MS: Teaching writing didn't change my process so much, but it did help me build a better vocabulary for talking about writing. It also gave me the chance to think about what makes a poem work. When I was a teaching assistant for a survey of poetry course, I had to really get myself into poets I normally would have scorned. I'm thinking particularly of some of the Victorian poets, whom I dismissed as being antiquated in my earlier insecurity/arrogance. When I had to figure out how to find a way in to convince my students, that's when things got interesting. I decided to sit with these poets until I figured out what made them special, what made them last. This was essential for me, building up a trust of the great masters on whose shoulders we stand.
B: Do you still teach today?
MS: I do still teach, both creative writing and literature, at a couple different places. I find it doesn't really get in the way of much. In fact, I think it makes me a more astute writer and expect more from myself.
B: After receiving your MFA from UH you were awarded a Stegner Fellowship, one of the most prestigious writing fellowships in the country. What was that experience like right out of graduate school?
MS: That experience was a total shock to me. And my parents. I did not tell anyone I applied, nor did I think it was remotely possible that I'd get it. I don't think anyone can really feel like they deserve a fellowship like that. At least I didn't. Words like “deserve” when it comes to anything with art kind of scare me. The numbers are crazy, I don't need to tell you. I was planning on sticking it out adjuncting in Houston and then New York and you know, life. Then this happened and everything changed.
B: I can imagine. Well, thanks to social media, I’ve been able to see lot of these changes. You've accomplished a great deal at a very young age: extensive traveling, degrees, fellowships, and now your book. What advice do you have for aspiring writers who might consider their youth a disadvantage?
MS: Youth is not really a disadvantage. Talk to someone older who feels out of the loop and they'll tell you that it's all about these hot, new, young MFA grads. Roxane Gay has said a lot that I find meaningful around this topic. It is an immense privilege to be in a graduate writing program, so there's a big advantage right there. What is a disadvantage is not having read. In a sense, this is the disadvantage of youth. Younger writers typically haven't read enough. I hear a lot of young poets very casually dismissing great poets (and, unfortunately, their peers), which I think is a big mistake. Arrogance is perhaps the biggest disadvantage. Meanness and suspicion are disadvantages. What's the real advantage? Having enough guts to be really invested in the world, not simply looking at it as material. Another advantage is kindness and generosity of spirit.
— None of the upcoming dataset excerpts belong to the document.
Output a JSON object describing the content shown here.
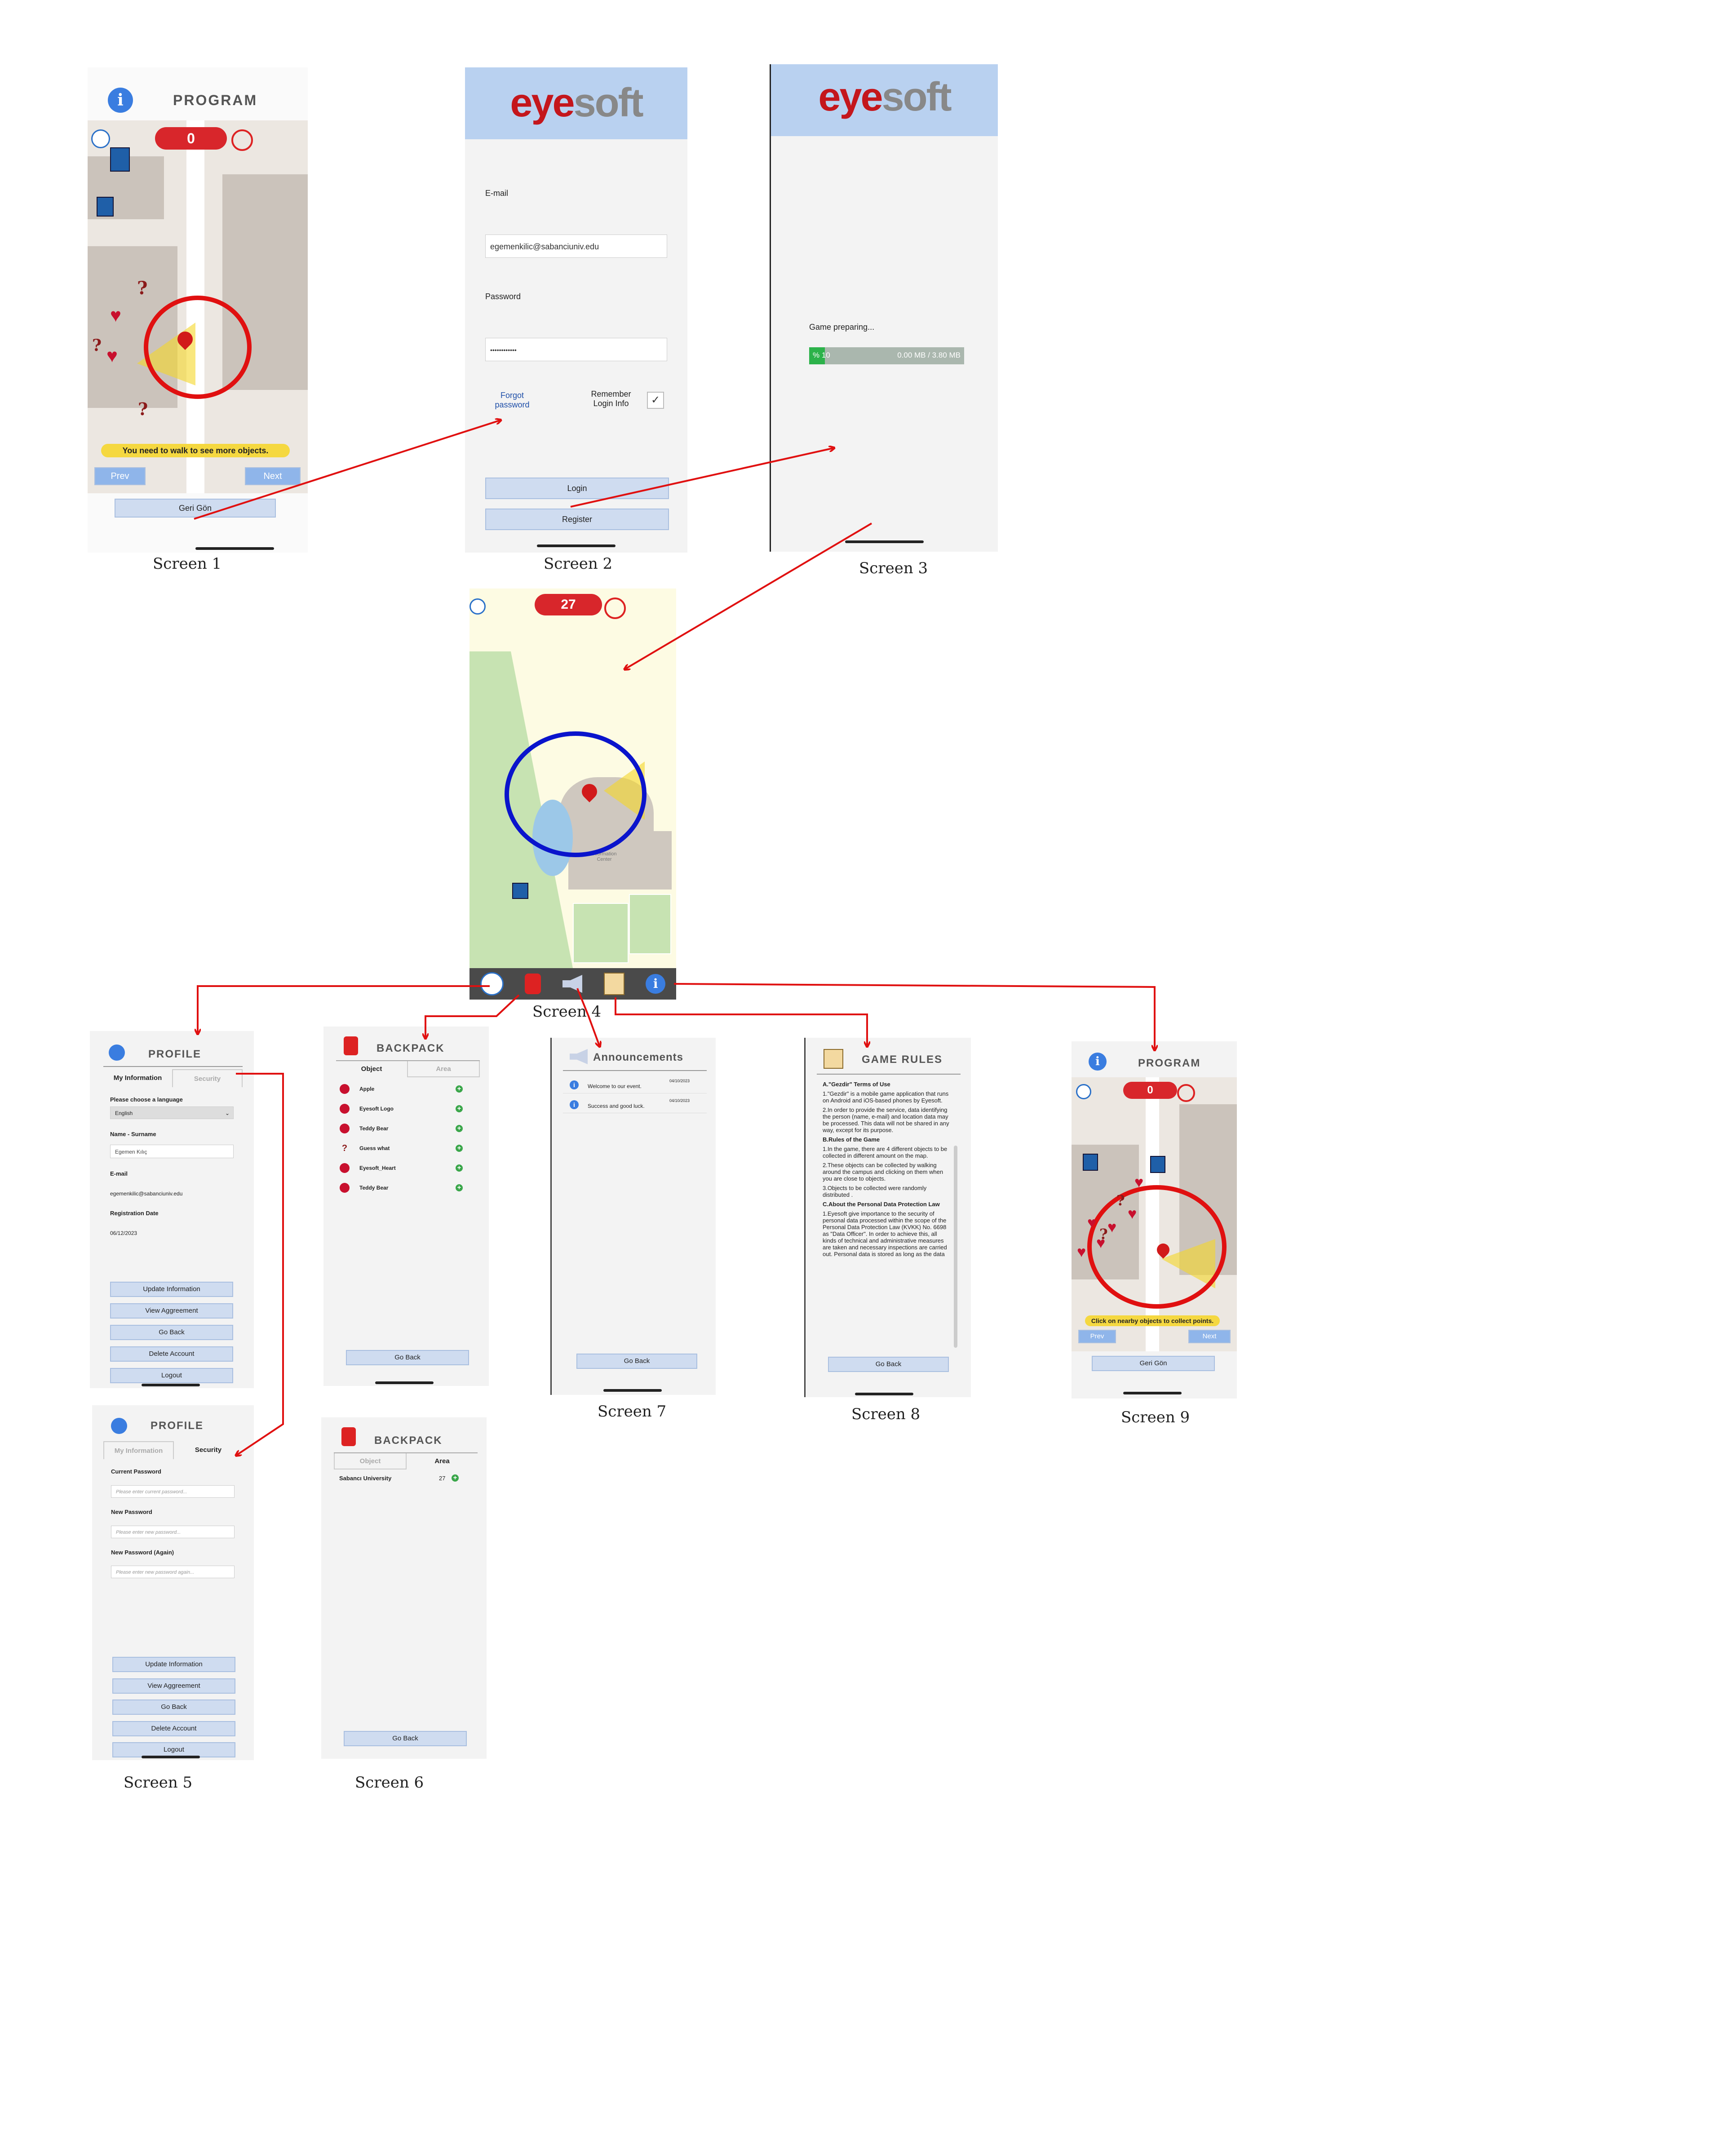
{
  "captions": [
    "Screen 1",
    "Screen 2",
    "Screen 3",
    "Screen 4",
    "Screen 5",
    "Screen 6",
    "Screen 7",
    "Screen 8",
    "Screen 9"
  ],
  "screen1": {
    "title": "PROGRAM",
    "score": "0",
    "banner": "You need to walk to see more objects.",
    "prev": "Prev",
    "next": "Next",
    "back": "Geri Gön"
  },
  "screen2": {
    "logo_a": "eye",
    "logo_b": "soft",
    "email_label": "E-mail",
    "email_value": "egemenkilic@sabanciuniv.edu",
    "password_label": "Password",
    "password_value": "••••••••••••",
    "forgot": "Forgot password",
    "remember": "Remember Login Info",
    "login": "Login",
    "register": "Register"
  },
  "screen3": {
    "logo_a": "eye",
    "logo_b": "soft",
    "preparing": "Game preparing...",
    "percent": "% 10",
    "sizes": "0.00 MB / 3.80 MB",
    "progress": 0.1
  },
  "screen4": {
    "score": "27",
    "building_label": "Information Center",
    "nav_icons": [
      "profile-icon",
      "backpack-icon",
      "announcements-icon",
      "game-rules-icon",
      "info-icon"
    ]
  },
  "screen5a": {
    "title": "PROFILE",
    "tab_info": "My Information",
    "tab_security": "Security",
    "lang_label": "Please choose a language",
    "lang_value": "English",
    "name_label": "Name - Surname",
    "name_value": "Egemen Kılıç",
    "email_label": "E-mail",
    "email_value": "egemenkilic@sabanciuniv.edu",
    "reg_label": "Registration Date",
    "reg_value": "06/12/2023",
    "buttons": [
      "Update Information",
      "View Aggreement",
      "Go Back",
      "Delete Account",
      "Logout"
    ]
  },
  "screen5b": {
    "title": "PROFILE",
    "tab_info": "My Information",
    "tab_security": "Security",
    "current_label": "Current Password",
    "current_ph": "Please enter current password...",
    "new_label": "New Password",
    "new_ph": "Please enter new password...",
    "again_label": "New Password (Again)",
    "again_ph": "Please enter new password again...",
    "buttons": [
      "Update Information",
      "View Aggreement",
      "Go Back",
      "Delete Account",
      "Logout"
    ]
  },
  "screen6a": {
    "title": "BACKPACK",
    "tab_object": "Object",
    "tab_area": "Area",
    "items": [
      {
        "name": "Apple",
        "count": "0",
        "icon": "apple-icon"
      },
      {
        "name": "Eyesoft Logo",
        "count": "0",
        "icon": "logo-icon"
      },
      {
        "name": "Teddy Bear",
        "count": "6",
        "icon": "teddy-icon"
      },
      {
        "name": "Guess what",
        "count": "4",
        "icon": "question-icon"
      },
      {
        "name": "Eyesoft_Heart",
        "count": "17",
        "icon": "heart-icon"
      },
      {
        "name": "Teddy Bear",
        "count": "0",
        "icon": "teddy-icon"
      }
    ],
    "back": "Go Back"
  },
  "screen6b": {
    "title": "BACKPACK",
    "tab_object": "Object",
    "tab_area": "Area",
    "area": "Sabancı University",
    "count": "27",
    "back": "Go Back"
  },
  "screen7": {
    "title": "Announcements",
    "items": [
      {
        "text": "Welcome to our event.",
        "date": "04/10/2023"
      },
      {
        "text": "Success and good luck.",
        "date": "04/10/2023"
      }
    ],
    "back": "Go Back"
  },
  "screen8": {
    "title": "GAME RULES",
    "sections": [
      {
        "heading": "A.\"Gezdir\" Terms of Use",
        "paras": [
          "1.\"Gezdir\" is a mobile game application that runs on Android and iOS-based phones by Eyesoft.",
          "2.In order to provide the service, data identifying the person (name, e-mail) and location data may be processed. This data will not be shared in any way, except for its purpose."
        ]
      },
      {
        "heading": "B.Rules of the Game",
        "paras": [
          "1.In the game, there are 4 different objects to be collected in different amount on the map.",
          "2.These objects can be collected by walking around the campus and clicking on them when you are close to objects.",
          "3.Objects to be collected were randomly distributed ."
        ]
      },
      {
        "heading": "C.About the Personal Data Protection Law",
        "paras": [
          "1.Eyesoft give importance to the security of personal data processed within the scope of the Personal Data Protection Law (KVKK) No. 6698 as \"Data Officer\". In order to achieve this, all kinds of technical and administrative measures are taken and necessary inspections are carried out. Personal data is stored as long as the data"
        ]
      }
    ],
    "back": "Go Back"
  },
  "screen9": {
    "title": "PROGRAM",
    "score": "0",
    "banner": "Click on nearby objects to collect points.",
    "prev": "Prev",
    "next": "Next",
    "back": "Geri Gön"
  }
}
B: Great advice, especially about the importance of reading. So I’ll end with a question I’m sure you’re asked often: What are you reading these days?
MS: Right now I'm in love with a number of gorgeous (and very new) poetry book: Jericho Brown's The New Testament and a trio of books I got from YesYes Books: Deniz Smith's [insert] boy, Emily O'Neill's Pelican, and Megan Privatello's A New Language for Falling Out of Love. Also eager for Natalie Eilbert's Swan Feast, which just came out, and Tracey Knapp's Mouth, which comes out in summer.